Did you take a vacation this summer? I did, though June seems like a decade ago. And while we were merrily sailing around the British Virgin Islands on our charter boat, I found myself constantly looking for those sweet spots where I could access AT&T to check my e-mail. And at least daily we'd run the hot-spot on our boat so we could catch up with our RSS feeds and other work-related stuff. It's a sickness, I know, but one we share with almost 60 percent of our fellow Americans, according to a recent study by cloud network provider Pertino. And we're not just crazed workaholics either.
The study found others had the same reasoning I do, that it's actually less stressful to check in, delete all that spam, put stuff that will need to be dealt with later in the appropriate folders, etc., than to come back to a giant mess like I used to in the pre-smartphone/tablet era.
But it has to be by choice. Another study, this one by online meetings software company TeamViewer, similarly found around 60 percent of people saying they work while on vacation, but almost 90 percent would be a bit peeved if their boss asked them to work, feel disrespected, and worry about the boundaries of their personal lives. Some would pretend they never got the message, while others would get so mad they'd use their vacation to work on their resumes.
Then, to complete the trifecta, we have yet another related study, this one from the American Psychological Association, that looks at how work encroaches on all our free time, not just vacation. The results are pretty fascinating, if also all-too-familiar:
• More than half of us check work messages/e-mail at least once a day on weekends, and the same percentage even does a daily check when we're sick (depends on just how sick I am—if I have a fever, I'm not capable of doing more than laying on the coach moaning and whining!). Men tend to be more compulsive work-message-checkers than women, and they also report more negative effects from it, not surprisingly.
• All this in-touchiness is good in that it gives us flexibility in how and when we get things done, and for more than a third of the respondents, it helps improve the fit between work and non-work life (agree and agree, says she who does all herbase-touching while watching TV at night).
• The downside, of course, is that we never disconnect from work (says a third of respondents), the technology itself generates more work (spam, anyone?), and we're expected to get things done faster.

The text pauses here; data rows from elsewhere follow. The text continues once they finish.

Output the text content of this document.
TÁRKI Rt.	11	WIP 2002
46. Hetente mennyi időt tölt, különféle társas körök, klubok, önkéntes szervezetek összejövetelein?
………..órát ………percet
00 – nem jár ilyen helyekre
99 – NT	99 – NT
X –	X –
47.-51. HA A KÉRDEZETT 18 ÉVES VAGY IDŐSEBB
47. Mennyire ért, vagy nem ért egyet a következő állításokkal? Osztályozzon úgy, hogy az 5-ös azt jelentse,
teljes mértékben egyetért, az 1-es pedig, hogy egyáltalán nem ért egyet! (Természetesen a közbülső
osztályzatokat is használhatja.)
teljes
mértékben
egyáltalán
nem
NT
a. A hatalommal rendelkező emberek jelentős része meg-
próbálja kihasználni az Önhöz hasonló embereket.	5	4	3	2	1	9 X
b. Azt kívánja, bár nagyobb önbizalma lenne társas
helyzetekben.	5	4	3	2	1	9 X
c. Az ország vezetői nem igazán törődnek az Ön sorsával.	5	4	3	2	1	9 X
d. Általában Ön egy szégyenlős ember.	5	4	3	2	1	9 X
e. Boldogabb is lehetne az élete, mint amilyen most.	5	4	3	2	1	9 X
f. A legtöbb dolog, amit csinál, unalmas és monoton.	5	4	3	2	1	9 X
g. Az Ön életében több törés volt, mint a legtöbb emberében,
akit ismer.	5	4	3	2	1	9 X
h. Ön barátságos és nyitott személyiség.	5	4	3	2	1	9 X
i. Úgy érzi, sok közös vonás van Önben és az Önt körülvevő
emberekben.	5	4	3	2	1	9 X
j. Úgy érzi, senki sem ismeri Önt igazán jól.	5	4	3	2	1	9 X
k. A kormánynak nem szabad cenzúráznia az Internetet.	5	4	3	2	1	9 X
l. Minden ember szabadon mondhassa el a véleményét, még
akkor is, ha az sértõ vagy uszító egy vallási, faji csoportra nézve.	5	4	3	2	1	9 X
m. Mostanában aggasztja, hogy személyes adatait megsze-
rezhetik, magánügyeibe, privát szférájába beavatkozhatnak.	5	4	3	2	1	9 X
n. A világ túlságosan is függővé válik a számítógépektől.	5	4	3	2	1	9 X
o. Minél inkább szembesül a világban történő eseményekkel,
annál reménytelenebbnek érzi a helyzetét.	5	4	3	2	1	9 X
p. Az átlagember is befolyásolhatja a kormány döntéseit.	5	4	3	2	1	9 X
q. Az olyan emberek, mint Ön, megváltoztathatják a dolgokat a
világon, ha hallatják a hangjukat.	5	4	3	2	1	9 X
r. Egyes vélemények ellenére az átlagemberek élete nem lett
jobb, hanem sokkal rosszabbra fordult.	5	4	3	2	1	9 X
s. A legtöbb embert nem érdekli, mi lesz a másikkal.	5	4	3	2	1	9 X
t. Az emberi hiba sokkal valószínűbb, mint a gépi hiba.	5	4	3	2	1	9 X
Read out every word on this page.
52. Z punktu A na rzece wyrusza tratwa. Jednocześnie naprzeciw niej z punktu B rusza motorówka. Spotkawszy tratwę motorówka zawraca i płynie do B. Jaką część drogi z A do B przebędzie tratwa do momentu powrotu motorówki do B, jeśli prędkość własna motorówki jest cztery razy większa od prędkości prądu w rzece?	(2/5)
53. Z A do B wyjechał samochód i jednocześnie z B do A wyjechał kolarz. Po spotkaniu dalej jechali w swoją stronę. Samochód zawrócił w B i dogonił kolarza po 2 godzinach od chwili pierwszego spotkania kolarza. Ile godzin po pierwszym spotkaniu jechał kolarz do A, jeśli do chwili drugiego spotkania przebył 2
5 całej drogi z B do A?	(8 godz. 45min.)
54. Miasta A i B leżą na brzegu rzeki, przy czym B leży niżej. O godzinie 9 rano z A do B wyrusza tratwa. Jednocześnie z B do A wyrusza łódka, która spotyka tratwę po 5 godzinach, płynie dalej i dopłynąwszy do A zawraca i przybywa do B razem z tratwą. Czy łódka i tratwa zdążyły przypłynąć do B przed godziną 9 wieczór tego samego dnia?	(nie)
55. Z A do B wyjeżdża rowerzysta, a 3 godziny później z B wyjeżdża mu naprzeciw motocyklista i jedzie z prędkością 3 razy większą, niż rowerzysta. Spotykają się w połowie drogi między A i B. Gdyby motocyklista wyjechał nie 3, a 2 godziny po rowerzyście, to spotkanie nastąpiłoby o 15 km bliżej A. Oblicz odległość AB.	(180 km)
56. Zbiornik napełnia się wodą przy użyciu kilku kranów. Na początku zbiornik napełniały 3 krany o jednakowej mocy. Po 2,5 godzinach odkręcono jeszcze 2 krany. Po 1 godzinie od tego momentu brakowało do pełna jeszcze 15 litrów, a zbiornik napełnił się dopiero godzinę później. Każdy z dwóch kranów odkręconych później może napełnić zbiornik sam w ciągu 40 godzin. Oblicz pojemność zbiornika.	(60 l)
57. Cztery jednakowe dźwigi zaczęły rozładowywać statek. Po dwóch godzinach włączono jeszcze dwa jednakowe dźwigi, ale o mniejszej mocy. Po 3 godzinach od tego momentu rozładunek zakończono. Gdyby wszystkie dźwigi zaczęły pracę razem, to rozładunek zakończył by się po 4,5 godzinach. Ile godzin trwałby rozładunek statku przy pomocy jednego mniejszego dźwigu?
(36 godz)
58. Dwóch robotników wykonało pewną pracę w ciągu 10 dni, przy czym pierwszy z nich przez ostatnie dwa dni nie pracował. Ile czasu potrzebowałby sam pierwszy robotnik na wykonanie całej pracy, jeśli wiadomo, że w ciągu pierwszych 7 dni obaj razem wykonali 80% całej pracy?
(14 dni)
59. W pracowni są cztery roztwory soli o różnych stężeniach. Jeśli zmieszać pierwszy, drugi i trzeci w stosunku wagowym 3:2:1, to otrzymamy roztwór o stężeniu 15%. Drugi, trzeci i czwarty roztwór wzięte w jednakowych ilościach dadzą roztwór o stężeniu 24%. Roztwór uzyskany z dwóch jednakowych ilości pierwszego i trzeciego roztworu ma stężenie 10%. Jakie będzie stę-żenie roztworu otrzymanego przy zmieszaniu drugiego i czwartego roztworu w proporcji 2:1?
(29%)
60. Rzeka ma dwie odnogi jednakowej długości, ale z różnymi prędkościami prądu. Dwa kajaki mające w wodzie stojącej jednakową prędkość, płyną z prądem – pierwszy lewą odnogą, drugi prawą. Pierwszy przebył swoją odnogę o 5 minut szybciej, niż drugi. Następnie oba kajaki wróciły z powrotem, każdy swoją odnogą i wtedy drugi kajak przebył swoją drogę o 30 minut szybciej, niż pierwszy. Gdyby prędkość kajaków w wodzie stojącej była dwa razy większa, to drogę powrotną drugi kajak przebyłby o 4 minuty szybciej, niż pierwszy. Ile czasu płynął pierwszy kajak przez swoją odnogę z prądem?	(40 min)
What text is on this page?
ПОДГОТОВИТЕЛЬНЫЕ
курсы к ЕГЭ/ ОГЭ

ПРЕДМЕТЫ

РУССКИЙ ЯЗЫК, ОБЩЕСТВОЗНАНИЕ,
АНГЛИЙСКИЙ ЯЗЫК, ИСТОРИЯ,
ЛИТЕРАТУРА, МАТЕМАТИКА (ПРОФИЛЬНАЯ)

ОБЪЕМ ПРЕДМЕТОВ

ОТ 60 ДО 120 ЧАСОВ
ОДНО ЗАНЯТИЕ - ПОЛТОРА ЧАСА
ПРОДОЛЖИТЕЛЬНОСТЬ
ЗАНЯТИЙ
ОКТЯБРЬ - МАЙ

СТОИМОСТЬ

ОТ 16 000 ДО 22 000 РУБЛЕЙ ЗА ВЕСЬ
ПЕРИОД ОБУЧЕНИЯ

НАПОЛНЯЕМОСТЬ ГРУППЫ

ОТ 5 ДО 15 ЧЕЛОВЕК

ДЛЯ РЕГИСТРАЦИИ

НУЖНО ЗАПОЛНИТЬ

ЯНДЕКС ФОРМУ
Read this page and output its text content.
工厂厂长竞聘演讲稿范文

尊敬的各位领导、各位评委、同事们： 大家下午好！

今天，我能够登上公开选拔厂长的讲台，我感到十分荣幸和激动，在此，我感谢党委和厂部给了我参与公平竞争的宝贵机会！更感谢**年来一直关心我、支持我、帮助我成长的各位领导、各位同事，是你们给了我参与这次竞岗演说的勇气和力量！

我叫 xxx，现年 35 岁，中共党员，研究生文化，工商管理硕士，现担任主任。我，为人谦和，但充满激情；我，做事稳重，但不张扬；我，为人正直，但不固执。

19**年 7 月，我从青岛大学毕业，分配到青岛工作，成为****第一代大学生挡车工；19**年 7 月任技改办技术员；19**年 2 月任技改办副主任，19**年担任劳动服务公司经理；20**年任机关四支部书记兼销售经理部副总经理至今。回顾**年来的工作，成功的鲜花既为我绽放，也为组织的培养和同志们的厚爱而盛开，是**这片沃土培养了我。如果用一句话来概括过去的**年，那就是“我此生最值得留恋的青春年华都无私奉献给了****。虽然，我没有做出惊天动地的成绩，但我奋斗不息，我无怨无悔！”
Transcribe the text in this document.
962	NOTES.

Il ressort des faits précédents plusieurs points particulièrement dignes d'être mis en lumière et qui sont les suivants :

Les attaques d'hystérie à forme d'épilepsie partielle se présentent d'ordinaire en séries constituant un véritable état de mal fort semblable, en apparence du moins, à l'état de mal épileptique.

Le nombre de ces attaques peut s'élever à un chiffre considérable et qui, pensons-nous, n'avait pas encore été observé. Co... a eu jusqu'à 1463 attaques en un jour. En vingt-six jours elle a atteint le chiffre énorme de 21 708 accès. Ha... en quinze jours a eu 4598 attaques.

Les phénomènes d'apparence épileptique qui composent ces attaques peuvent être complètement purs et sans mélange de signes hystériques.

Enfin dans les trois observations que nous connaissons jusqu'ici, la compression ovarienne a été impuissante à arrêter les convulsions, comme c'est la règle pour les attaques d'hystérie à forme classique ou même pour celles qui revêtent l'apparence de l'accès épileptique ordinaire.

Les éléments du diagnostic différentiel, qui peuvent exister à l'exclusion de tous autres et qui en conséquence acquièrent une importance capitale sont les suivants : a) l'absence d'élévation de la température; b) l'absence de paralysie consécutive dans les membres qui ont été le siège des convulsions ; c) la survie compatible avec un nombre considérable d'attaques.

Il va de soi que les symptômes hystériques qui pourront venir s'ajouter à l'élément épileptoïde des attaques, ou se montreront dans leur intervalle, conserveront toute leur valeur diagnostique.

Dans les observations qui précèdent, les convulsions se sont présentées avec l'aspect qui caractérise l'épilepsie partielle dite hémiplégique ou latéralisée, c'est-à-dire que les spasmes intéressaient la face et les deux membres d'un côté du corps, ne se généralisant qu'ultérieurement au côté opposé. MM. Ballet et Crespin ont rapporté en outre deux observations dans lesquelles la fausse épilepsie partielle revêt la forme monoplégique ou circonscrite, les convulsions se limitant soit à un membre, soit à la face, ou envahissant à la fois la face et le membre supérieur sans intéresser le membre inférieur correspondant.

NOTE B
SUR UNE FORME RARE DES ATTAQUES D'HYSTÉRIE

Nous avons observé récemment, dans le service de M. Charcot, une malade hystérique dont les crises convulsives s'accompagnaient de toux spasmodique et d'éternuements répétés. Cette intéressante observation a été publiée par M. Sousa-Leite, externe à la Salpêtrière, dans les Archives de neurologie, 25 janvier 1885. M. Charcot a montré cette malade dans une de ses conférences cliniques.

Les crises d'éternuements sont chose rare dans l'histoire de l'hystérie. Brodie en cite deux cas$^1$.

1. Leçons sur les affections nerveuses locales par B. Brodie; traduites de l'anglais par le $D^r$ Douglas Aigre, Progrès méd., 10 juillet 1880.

I think our willingness to let work overflow into personal time has a lot to do with another thing the study looked at: Whether we find our work energizing (56 percent) and/or meaningful (70 percent). There are times when, frankly, work is a more engaging and interesting option than the other stuff I have going on, which either says great things about my job or terrible things about my non-work life, or both. Hmm. Anyway, this sums up the findings pretty nicely:
Are you able to turn off and tune out, whether chilling in your backyard hammock on a weekend or relaxing on vacation? Or do you, like me, find it less stressful to keep an e-ear on what's going on back at work?